Thank you Michelle. On this Friday at the end of a week in the middle of this pandemic aware that this in-between time is going to go on for a long time, this clarification is helpful, deepening my intent to sit in my discontent, understanding the distinctions you have brought out.
Michelle, 🌺🐝⭕️. My most impactful shared stories occur when openly acknowledging having stepped into all the potholes in the road along life’s journey, having painfully learned from many mistakes, and gained wisdom from these experiences…healing for a higher purpose.
Michelle, thank you for the stimulating, thought provoking communication.

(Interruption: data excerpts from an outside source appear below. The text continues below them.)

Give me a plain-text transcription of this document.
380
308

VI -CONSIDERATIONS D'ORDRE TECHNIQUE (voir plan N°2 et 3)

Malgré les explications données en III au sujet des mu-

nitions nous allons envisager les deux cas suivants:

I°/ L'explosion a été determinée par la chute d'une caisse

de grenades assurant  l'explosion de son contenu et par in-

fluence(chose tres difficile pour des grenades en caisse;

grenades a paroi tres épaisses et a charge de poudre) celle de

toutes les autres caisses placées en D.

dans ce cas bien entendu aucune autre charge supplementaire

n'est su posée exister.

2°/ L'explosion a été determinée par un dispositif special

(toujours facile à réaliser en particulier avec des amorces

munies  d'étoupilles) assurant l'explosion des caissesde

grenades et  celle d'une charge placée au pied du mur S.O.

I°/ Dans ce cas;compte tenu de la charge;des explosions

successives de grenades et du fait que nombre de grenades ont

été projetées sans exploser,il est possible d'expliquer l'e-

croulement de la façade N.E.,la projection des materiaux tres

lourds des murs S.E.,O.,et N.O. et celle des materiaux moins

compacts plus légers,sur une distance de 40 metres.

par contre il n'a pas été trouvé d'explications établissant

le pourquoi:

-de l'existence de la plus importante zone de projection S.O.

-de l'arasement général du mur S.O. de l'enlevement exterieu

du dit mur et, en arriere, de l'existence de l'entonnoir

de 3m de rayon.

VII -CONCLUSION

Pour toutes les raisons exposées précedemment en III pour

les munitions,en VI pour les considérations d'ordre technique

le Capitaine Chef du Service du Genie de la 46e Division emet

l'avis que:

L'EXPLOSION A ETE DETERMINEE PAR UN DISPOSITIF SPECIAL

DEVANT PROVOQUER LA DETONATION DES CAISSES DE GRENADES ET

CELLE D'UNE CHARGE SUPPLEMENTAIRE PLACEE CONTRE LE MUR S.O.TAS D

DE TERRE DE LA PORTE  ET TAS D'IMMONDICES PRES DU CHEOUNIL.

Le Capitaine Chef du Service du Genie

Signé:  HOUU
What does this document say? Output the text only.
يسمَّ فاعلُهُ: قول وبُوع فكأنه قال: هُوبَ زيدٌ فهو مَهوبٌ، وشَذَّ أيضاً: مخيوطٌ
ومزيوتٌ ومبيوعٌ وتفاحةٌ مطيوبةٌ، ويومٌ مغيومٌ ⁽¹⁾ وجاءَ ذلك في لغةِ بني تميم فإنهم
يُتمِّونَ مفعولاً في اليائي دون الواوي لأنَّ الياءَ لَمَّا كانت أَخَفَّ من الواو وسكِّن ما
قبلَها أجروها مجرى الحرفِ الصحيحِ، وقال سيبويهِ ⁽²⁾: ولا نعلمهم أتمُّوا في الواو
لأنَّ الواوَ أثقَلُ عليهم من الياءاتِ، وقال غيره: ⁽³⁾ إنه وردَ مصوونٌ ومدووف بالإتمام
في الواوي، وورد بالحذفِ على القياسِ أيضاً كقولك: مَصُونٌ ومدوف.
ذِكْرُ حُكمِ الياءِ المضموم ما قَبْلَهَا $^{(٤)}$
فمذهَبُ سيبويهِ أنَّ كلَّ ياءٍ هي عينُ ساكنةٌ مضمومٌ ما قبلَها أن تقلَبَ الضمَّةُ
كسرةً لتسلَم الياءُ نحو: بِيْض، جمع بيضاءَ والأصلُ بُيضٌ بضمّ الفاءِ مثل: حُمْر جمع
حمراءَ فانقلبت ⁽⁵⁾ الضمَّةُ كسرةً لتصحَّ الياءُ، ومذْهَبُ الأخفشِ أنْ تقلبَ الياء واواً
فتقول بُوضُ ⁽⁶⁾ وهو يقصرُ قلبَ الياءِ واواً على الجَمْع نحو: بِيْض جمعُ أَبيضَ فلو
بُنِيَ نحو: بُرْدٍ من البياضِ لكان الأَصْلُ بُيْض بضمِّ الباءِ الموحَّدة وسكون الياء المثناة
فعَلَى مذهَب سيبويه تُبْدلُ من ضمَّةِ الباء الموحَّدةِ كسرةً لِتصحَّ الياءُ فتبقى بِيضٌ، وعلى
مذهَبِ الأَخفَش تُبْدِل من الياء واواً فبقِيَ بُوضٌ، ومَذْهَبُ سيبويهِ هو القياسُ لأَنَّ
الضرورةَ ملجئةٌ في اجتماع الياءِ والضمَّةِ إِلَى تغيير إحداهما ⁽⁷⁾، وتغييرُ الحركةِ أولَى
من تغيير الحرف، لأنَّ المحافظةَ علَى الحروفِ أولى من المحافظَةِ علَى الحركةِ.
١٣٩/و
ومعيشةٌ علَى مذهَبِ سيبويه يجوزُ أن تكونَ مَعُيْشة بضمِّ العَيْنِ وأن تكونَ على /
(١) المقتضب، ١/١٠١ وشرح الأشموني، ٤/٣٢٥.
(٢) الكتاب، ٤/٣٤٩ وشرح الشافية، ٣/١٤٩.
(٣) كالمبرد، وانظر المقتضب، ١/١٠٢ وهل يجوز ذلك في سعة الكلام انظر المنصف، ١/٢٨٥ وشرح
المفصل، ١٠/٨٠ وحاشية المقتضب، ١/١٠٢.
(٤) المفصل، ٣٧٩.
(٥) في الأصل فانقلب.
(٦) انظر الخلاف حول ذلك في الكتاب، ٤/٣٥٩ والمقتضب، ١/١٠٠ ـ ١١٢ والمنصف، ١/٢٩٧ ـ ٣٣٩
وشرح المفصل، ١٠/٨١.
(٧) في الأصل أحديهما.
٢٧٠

Beautifully and powerfully framed, Michelle. Thank you.
Bill
I just re-read your article. I think you are absolutely right that degeneration is too benign a concept. Lyla June reminds us of the unbearable trauma of European history – the torture and murder of possibly hundreds of thousands of wise women, healers, midwives that has never been resolved, and still lives within our culture, that informs the command and control ethos of capitalism and even conventional science. Regeneration requires facing the inherent violence of modernity, recognizing that all our comfort and convenience has been gained at the expense of many others, human and more-than-human alike.
Thank you Michelle for reminding me that rape culture is still imbedded in our collective psyche, and must be acknowledged for healing to happen.